Saat mereka mendekati pusat kota, pemandangan semakin menyedihkan. Gedung-gedung tua dan rapuh berdiri dengan anggun, tetapi terlihat terlantar dan terabaikan. Suasana kota dipenuhi dengan kesunyian yang menakutkan, hanya terganggu oleh suara langkah kaki yang samar dan raungan angin yang melintas.

Sheila menemukan tempat duduk kosong di sebuah meja di sudut penginapan yang ramai. Di sebelahnya, seorang pria yang mengenakan jubah bertudung duduk dengan tenang, memperhatikan sekitarnya dengan tatapan yang tajam namun tenang. Dengan sopan, Sheila meminta izin untuk duduk di sampingnya, dan dengan senyuman ramah, pria itu mengangguk, memberikan ruang bagi Sheila. Sheila melepas tudungnya yang kaku  lalu memanggil pelayan yang sibuk mengelilingi ruangan yang penuh sesak. Dengan tergesa-gesa, pelayan menghampiri meja Sheila dengan senyum ramah namun terburu-buru. Di tengah kebisingan dan keriuhan penginapan yang ramai, Sheila mencoba memperoleh perhatian pelayan dengan sopan. Suasana di dalam penginapan terasa hidup dan ramai. Terdapat berbagai percakapan yang terdengar dari meja-meja sekitar, dari tawa lembut hingga suara berbisik yang tertutup. Bau makanan yang harum dan asap rokok mengisi udara, menciptakan atmosfer yang khas dari sebuah penginapan yang sibuk. Sheila memperhatikan dengan seksama ruangan yang cukup berantakan, dengan meja-meja yang dipenuhi gelas kosong dan piring-piring yang berserakan. Beberapa tamu terlihat tengah menikmati hidangan mereka dengan lahap, sementara yang lain terlihat sibuk dalam percakapan mereka sendiri.

"Maaf, bisakah saya memesan segelas bir, tolong?" Ucap Sheila kepada pelayan tersebut.

"Tentu saja, nona. Apakah Anda ingin bir lokal atau bir impor?"

"Bir lokal saja, terima kasih."

"Baiklah, satu bir lokal, datang segera." Pelayan tersebut mencatat pesanan Sheila dan berusaha keras menghafal meja tempat duduk Sheila.

"Terima kasih banyak." ucap sheila, tersenyum kecil. Pelayan itu tergesa-gesa menuju meja bar, dia tetap berusaha memberikan pelayanan yang baik kepada tamu-tamunya, dengan senyum yang tulus di wajahnya meskipun terlihat sedikit lelah.

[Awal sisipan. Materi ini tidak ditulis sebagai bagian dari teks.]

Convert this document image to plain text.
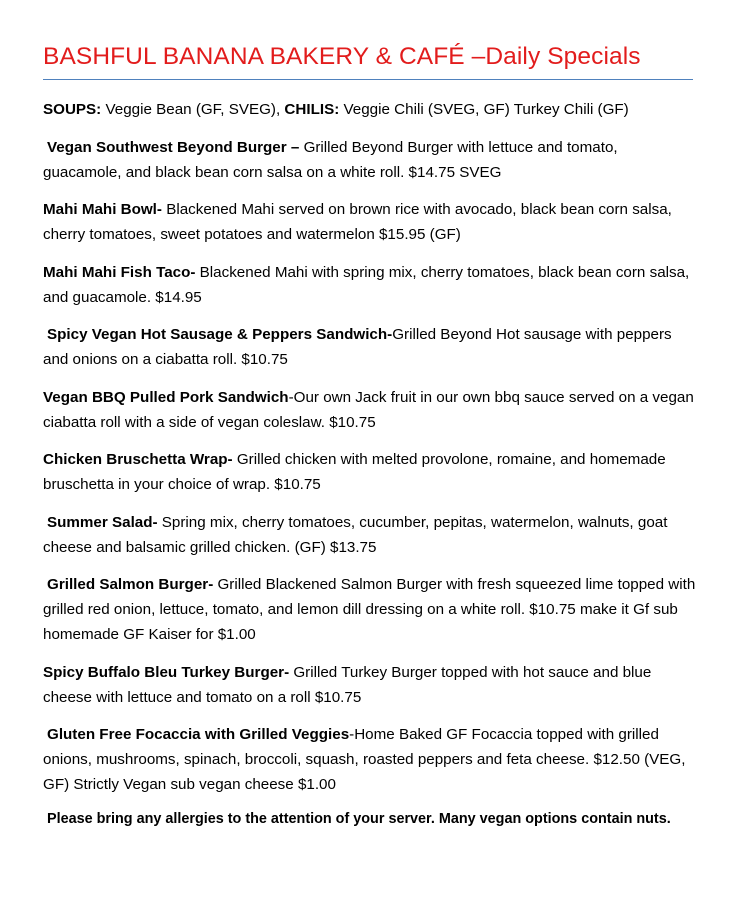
BASHFUL BANANA BAKERY & CAFÉ –Daily Specials

SOUPS: Veggie Bean (GF, SVEG), CHILIS: Veggie Chili (SVEG, GF) Turkey Chili (GF)

Vegan Southwest Beyond Burger – Grilled Beyond Burger with lettuce and tomato, guacamole, and black bean corn salsa on a white roll. $14.75 SVEG

Mahi Mahi Bowl- Blackened Mahi served on brown rice with avocado, black bean corn salsa, cherry tomatoes, sweet potatoes and watermelon $15.95 (GF)

Mahi Mahi Fish Taco- Blackened Mahi with spring mix, cherry tomatoes, black bean corn salsa, and guacamole. $14.95

Spicy Vegan Hot Sausage & Peppers Sandwich-Grilled Beyond Hot sausage with peppers and onions on a ciabatta roll. $10.75

Vegan BBQ Pulled Pork Sandwich-Our own Jack fruit in our own bbq sauce served on a vegan ciabatta roll with a side of vegan coleslaw. $10.75

Chicken Bruschetta Wrap- Grilled chicken with melted provolone, romaine, and homemade bruschetta in your choice of wrap. $10.75

Summer Salad- Spring mix, cherry tomatoes, cucumber, pepitas, watermelon, walnuts, goat cheese and balsamic grilled chicken. (GF) $13.75

Grilled Salmon Burger- Grilled Blackened Salmon Burger with fresh squeezed lime topped with grilled red onion, lettuce, tomato, and lemon dill dressing on a white roll. $10.75 make it Gf sub homemade GF Kaiser for $1.00

Spicy Buffalo Bleu Turkey Burger- Grilled Turkey Burger topped with hot sauce and blue cheese with lettuce and tomato on a roll $10.75

Gluten Free Focaccia with Grilled Veggies-Home Baked GF Focaccia topped with grilled onions, mushrooms, spinach, broccoli, squash, roasted peppers and feta cheese. $12.50 (VEG, GF) Strictly Vegan sub vegan cheese $1.00

Please bring any allergies to the attention of your server. Many vegan options contain nuts.
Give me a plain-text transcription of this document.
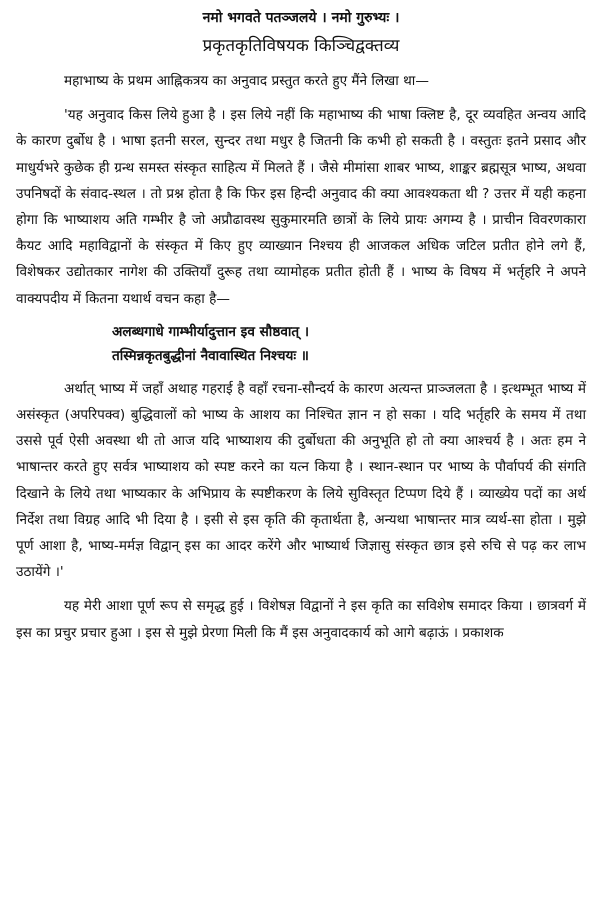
नमो भगवते पतञ्जलये । नमो गुरुभ्यः ।
प्रकृतकृतिविषयक किञ्चिद्वक्तव्य

महाभाष्य के प्रथम आह्निकत्रय का अनुवाद प्रस्तुत करते हुए मैंने लिखा था—

'यह अनुवाद किस लिये हुआ है । इस लिये नहीं कि महाभाष्य की भाषा क्लिष्ट है, दूर व्यवहित अन्वय आदि के कारण दुर्बोध है । भाषा इतनी सरल, सुन्दर तथा मधुर है जितनी कि कभी हो सकती है । वस्तुतः इतने प्रसाद और माधुर्यभरे कुछेक ही ग्रन्थ समस्त संस्कृत साहित्य में मिलते हैं । जैसे मीमांसा शाबर भाष्य, शाङ्कर ब्रह्मसूत्र भाष्य, अथवा उपनिषदों के संवाद-स्थल । तो प्रश्न होता है कि फिर इस हिन्दी अनुवाद की क्या आवश्यकता थी ? उत्तर में यही कहना होगा कि भाष्याशय अति गम्भीर है जो अप्रौढावस्थ सुकुमारमति छात्रों के लिये प्रायः अगम्य है । प्राचीन विवरणकारा कैयट आदि महाविद्वानों के संस्कृत में किए हुए व्याख्यान निश्चय ही आजकल अधिक जटिल प्रतीत होने लगे हैं, विशेषकर उद्योतकार नागेश की उक्तियाँ दुरूह तथा व्यामोहक प्रतीत होती हैं । भाष्य के विषय में भर्तृहरि ने अपने वाक्यपदीय में कितना यथार्थ वचन कहा है—

अलब्धगाधे गाम्भीर्यादुत्तान इव सौष्ठवात् ।
तस्मिन्नकृतबुद्धीनां नैवावास्थित निश्चयः ॥

अर्थात् भाष्य में जहाँ अथाह गहराई है वहाँ रचना-सौन्दर्य के कारण अत्यन्त प्राञ्जलता है । इत्थम्भूत भाष्य में असंस्कृत (अपरिपक्व) बुद्धिवालों को भाष्य के आशय का निश्चित ज्ञान न हो सका । यदि भर्तृहरि के समय में तथा उससे पूर्व ऐसी अवस्था थी तो आज यदि भाष्याशय की दुर्बोधता की अनुभूति हो तो क्या आश्चर्य है । अतः हम ने भाषान्तर करते हुए सर्वत्र भाष्याशय को स्पष्ट करने का यत्न किया है । स्थान-स्थान पर भाष्य के पौर्वापर्य की संगति दिखाने के लिये तथा भाष्यकार के अभिप्राय के स्पष्टीकरण के लिये सुविस्तृत टिप्पण दिये हैं । व्याख्येय पदों का अर्थ निर्देश तथा विग्रह आदि भी दिया है । इसी से इस कृति की कृतार्थता है, अन्यथा भाषान्तर मात्र व्यर्थ-सा होता । मुझे पूर्ण आशा है, भाष्य-मर्मज्ञ विद्वान् इस का आदर करेंगे और भाष्यार्थ जिज्ञासु संस्कृत छात्र इसे रुचि से पढ़ कर लाभ उठायेंगे ।'

यह मेरी आशा पूर्ण रूप से समृद्ध हुई । विशेषज्ञ विद्वानों ने इस कृति का सविशेष समादर किया । छात्रवर्ग में इस का प्रचुर प्रचार हुआ । इस से मुझे प्रेरणा मिली कि मैं इस अनुवादकार्य को आगे बढ़ाऊं । प्रकाशक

Sementara itu, Evelyn sibuk mengurus tempat menginap mereka, memastikan kamar yang mereka tempati nyaman dan bersih. Henry, dengan cermat, mengurus kuda-kuda mereka, memberikan mereka perhatian dan perawatan yang pantas setelah perjalanan yang panjang. Sheila menarik napas dalam-dalam, menikmati momen singkat kedamaian di tengah kegaduhan kota Holdest. Dia menyadari bahwa perjalanan mereka baru saja dimulai, dan bahwa ada banyak hal yang akan mereka temui dan hadapi di kota ini.

Pelayan kembali dengan segelas bir yang berbusa, meletakkannya di depan Sheila dengan hati-hati sebelum dengan cepat melanjutkan tugasnya untuk melayani tamu-tamu lainnya. Derap langkahnya yang tergesa-gesa bersamaan dengan keriuhan percakapan di sekitar menciptakan dinamika yang khas dari suasana penginapan yang sibuk.

Sheila mengangkat segelas birnya, merasakan dinginnya minuman itu menyegarkan tenggorokannya yang kering setelah perjalanan yang panjang. Di sampingnya, pria yang duduk dengan jubah bertudung menggoda obrolan dengan senyum ramahnya. Tatapan matanya yang tajam menyoroti wajah Sheila, menciptakan kesan dari seseorang yang ingin lebih tahu.

"Selamat datang di Holdest, nona," ucap pria tersebut dengan suara lembut yang mengalir menyertai senyumnya. "Maaf saya mengganggu, namun saya penasaran, apa yang membawa Anda ke kota Holdest?"

Sheila menjawab dengan sopan, membiarkan senyumnya menyertai setiap kata yang keluar dari bibirnya. "Terima kasih. Kami sedang melakukan perjalanan melalui Holdest dalam perjalanan kami ke tempat lain."

Pria itu mengangguk paham, menyambut jawaban Sheila dengan pengertian yang hangat. "Ah, begitu. Jadi, Anda hanya beristirahat sejenak di kota ini?" Tanyanya lagi, mencoba menemukan lebih banyak informasi dari Sheila.

Sheila mengangguk, menegaskan, "Ya, kami hanya beristirahat sebentar sebelum melanjutkan perjalanan kami."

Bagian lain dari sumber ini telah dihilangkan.